深酒し路上で寝る破天荒な先生

 そこで自主ゼミを開いたが、そこからそうそうたる面々を輩出している。最近、その評伝がでたのだが、そのゼミ出身者で彼を師と仰ぐ面々が推薦の言葉を寄せている。橋爪大三郎氏、宮台真司氏、大澤真幸氏、そして副島隆彦氏である。

 東大非常勤講師以外に肩書のないこの学者は、家に電話も引いておらず、ときにお酒を飲み過ぎて、道端に倒れているという暮らしを営んでいた。私の上司の編集者が彼の話を聞いたり、原稿を書いてもらうために、電報を打ったり、道に倒れていないかを見に行ったりしているのを知り、肩書に頼らない生き方に憧れを抱くようになっていった。

 妻をもらい、後に生活はかなり改まったようだが、執筆と講演は77歳で亡くなる直前まで精力的に続けられた。
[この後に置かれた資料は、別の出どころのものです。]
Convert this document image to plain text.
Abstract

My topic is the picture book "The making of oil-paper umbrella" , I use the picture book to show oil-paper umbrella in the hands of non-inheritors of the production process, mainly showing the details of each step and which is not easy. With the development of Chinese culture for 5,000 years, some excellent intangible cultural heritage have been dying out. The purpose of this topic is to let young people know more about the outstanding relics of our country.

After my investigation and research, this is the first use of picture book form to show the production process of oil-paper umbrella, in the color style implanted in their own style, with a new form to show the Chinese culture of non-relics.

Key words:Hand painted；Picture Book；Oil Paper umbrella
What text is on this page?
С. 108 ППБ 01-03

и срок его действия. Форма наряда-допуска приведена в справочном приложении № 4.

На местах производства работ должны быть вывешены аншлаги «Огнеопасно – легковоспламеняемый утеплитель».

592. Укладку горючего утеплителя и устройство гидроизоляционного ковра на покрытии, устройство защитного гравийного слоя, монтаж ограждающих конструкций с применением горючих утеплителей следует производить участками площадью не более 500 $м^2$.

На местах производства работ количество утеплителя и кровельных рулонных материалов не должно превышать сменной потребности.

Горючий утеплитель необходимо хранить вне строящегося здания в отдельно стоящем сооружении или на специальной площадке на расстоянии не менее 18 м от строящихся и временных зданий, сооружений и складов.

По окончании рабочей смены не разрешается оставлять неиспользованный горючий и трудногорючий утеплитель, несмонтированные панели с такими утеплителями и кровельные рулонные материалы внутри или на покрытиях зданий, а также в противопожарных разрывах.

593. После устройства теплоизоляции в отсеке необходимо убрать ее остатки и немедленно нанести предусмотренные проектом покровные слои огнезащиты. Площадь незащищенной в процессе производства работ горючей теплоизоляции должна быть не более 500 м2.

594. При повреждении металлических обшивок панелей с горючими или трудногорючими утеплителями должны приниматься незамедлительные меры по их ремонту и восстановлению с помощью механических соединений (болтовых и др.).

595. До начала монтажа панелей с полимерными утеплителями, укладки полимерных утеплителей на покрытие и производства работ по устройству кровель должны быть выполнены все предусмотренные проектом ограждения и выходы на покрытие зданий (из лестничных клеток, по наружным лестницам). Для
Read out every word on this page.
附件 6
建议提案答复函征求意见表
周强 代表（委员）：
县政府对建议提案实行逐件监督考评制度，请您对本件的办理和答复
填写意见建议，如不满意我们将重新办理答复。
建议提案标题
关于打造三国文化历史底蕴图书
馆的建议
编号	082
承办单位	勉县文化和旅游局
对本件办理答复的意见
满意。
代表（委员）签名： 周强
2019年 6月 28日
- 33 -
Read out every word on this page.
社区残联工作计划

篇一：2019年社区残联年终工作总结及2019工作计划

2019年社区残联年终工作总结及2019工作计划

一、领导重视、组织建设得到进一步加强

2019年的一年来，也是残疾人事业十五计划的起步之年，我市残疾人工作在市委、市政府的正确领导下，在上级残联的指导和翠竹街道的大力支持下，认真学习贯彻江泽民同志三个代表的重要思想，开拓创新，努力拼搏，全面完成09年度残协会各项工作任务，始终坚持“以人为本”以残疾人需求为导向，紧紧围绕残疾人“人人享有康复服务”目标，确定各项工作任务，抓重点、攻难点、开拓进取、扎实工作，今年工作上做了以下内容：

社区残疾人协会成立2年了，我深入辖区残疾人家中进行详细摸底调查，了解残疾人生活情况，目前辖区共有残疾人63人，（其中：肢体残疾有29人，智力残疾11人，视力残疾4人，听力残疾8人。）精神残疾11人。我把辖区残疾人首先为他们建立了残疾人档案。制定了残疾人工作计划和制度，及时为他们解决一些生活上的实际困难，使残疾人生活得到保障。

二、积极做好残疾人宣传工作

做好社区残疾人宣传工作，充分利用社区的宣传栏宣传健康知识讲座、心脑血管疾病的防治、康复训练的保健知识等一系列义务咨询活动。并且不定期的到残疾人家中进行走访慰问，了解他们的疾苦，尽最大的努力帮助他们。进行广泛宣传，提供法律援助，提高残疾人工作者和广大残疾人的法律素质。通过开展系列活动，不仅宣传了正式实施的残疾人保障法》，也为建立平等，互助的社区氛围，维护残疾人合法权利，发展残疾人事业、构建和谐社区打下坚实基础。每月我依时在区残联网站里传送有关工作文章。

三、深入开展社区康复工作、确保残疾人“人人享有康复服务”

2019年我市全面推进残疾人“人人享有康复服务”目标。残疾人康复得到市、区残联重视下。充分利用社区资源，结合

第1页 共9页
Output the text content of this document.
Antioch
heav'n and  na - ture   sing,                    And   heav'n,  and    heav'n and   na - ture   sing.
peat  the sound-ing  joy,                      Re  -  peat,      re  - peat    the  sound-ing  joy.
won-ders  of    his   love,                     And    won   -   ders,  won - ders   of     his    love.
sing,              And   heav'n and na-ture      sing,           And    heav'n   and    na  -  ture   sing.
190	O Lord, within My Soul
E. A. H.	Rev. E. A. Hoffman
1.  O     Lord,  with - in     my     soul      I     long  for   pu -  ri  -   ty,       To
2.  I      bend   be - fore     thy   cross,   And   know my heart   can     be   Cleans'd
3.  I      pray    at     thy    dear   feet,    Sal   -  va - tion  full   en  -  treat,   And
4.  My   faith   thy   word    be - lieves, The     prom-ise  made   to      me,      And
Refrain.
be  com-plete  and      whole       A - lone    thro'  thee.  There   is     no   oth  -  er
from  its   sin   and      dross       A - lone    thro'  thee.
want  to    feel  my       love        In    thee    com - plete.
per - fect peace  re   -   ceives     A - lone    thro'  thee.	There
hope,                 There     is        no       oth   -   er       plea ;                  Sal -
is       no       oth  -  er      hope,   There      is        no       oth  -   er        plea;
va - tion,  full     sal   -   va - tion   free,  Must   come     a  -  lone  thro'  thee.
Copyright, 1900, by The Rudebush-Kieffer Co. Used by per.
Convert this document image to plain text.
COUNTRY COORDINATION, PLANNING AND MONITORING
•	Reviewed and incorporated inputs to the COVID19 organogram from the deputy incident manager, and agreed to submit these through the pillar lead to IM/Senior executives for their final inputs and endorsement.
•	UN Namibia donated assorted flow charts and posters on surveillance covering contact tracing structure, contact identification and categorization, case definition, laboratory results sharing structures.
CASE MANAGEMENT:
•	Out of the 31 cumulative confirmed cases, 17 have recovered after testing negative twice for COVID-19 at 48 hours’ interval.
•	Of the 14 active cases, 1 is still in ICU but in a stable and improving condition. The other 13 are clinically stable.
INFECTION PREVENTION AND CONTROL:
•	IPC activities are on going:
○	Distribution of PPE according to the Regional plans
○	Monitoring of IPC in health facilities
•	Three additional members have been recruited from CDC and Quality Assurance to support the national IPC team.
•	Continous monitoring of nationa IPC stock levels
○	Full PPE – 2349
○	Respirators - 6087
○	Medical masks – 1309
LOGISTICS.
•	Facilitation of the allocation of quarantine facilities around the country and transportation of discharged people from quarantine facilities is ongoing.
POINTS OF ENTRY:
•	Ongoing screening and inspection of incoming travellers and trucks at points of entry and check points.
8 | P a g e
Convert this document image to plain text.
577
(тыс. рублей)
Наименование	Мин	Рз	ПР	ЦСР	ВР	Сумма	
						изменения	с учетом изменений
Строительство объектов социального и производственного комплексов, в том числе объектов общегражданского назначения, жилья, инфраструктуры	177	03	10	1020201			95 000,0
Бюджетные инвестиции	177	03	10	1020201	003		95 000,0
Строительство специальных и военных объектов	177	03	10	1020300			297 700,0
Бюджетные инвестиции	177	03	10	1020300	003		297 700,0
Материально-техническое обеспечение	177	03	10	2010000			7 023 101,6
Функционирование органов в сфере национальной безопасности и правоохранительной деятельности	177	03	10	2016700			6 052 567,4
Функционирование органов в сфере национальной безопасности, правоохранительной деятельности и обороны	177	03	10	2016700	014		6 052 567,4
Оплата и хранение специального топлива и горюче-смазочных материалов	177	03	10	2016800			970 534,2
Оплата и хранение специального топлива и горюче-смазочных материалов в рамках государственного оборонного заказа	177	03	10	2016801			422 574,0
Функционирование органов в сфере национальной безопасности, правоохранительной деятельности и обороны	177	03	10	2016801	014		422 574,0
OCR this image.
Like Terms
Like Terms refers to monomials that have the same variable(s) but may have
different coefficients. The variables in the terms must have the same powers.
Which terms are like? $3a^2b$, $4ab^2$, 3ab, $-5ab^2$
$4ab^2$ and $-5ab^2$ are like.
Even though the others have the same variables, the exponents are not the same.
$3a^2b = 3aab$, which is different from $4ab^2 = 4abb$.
 のちのソ連の崩壊を日本で初めて(下手をすると世界で初めて)予言する本を、私が出会ったころすでに書いていた(誰も信じなかったようだが、この本は売れた)のだが、肩書より言っていることの面白さで生きる方がずっとすごいと憧れることになったのだ。

肩書欲しさに重鎮にペコペコ

 僭越なようだが、このときの決意が今の自分(小室先生ほど世間の評価は高くないだろうが、肩書に頼らず、700冊以上の著書を出し、映画監督など好きなことができているのは確かだ)のベースとなっている。引退のない仕事なので、定年の心配もしていない。

 一方で、私が医学界の重鎮のパーティで見たのは、60歳近くなって、肩書の呪縛から逃れられない人たちである。

 東大教授を退官した後、医者の免状があるのだから、開業もできるだろうし、週の半分も医者のバイトをすれば、子どもが独り立ちしていれば十分生活でき、趣味の世界に生きることもできるはずだ。それでも東大を退官後も立派な肩書が欲しいから、くれそうな人にペコペコしているように見えた。

 ただ、一つ言えることは、仮に別の大学の医学部で教授のポストを得たり、大きな病院の院長職を得られたとしても、70歳前後で、それも引退しないといけなくなる。

 60歳前後で開業するなら、そこから流行るクリニックも目指せるが、70歳過ぎだと、いくら元東大教授でも難しいだろう。文筆であれ、新たな医学ビジネスであれ、別の世界でデビューするならなおのこと難しくなるだろう。

 私も長年、老年精神医学に取り組んできているが、定年前の社会的地位の高い人に限って、定年後、引退後の適応が悪く、それ以降の第二の人生を見出すのが困難な人が多いし、うつのようになる人も多い。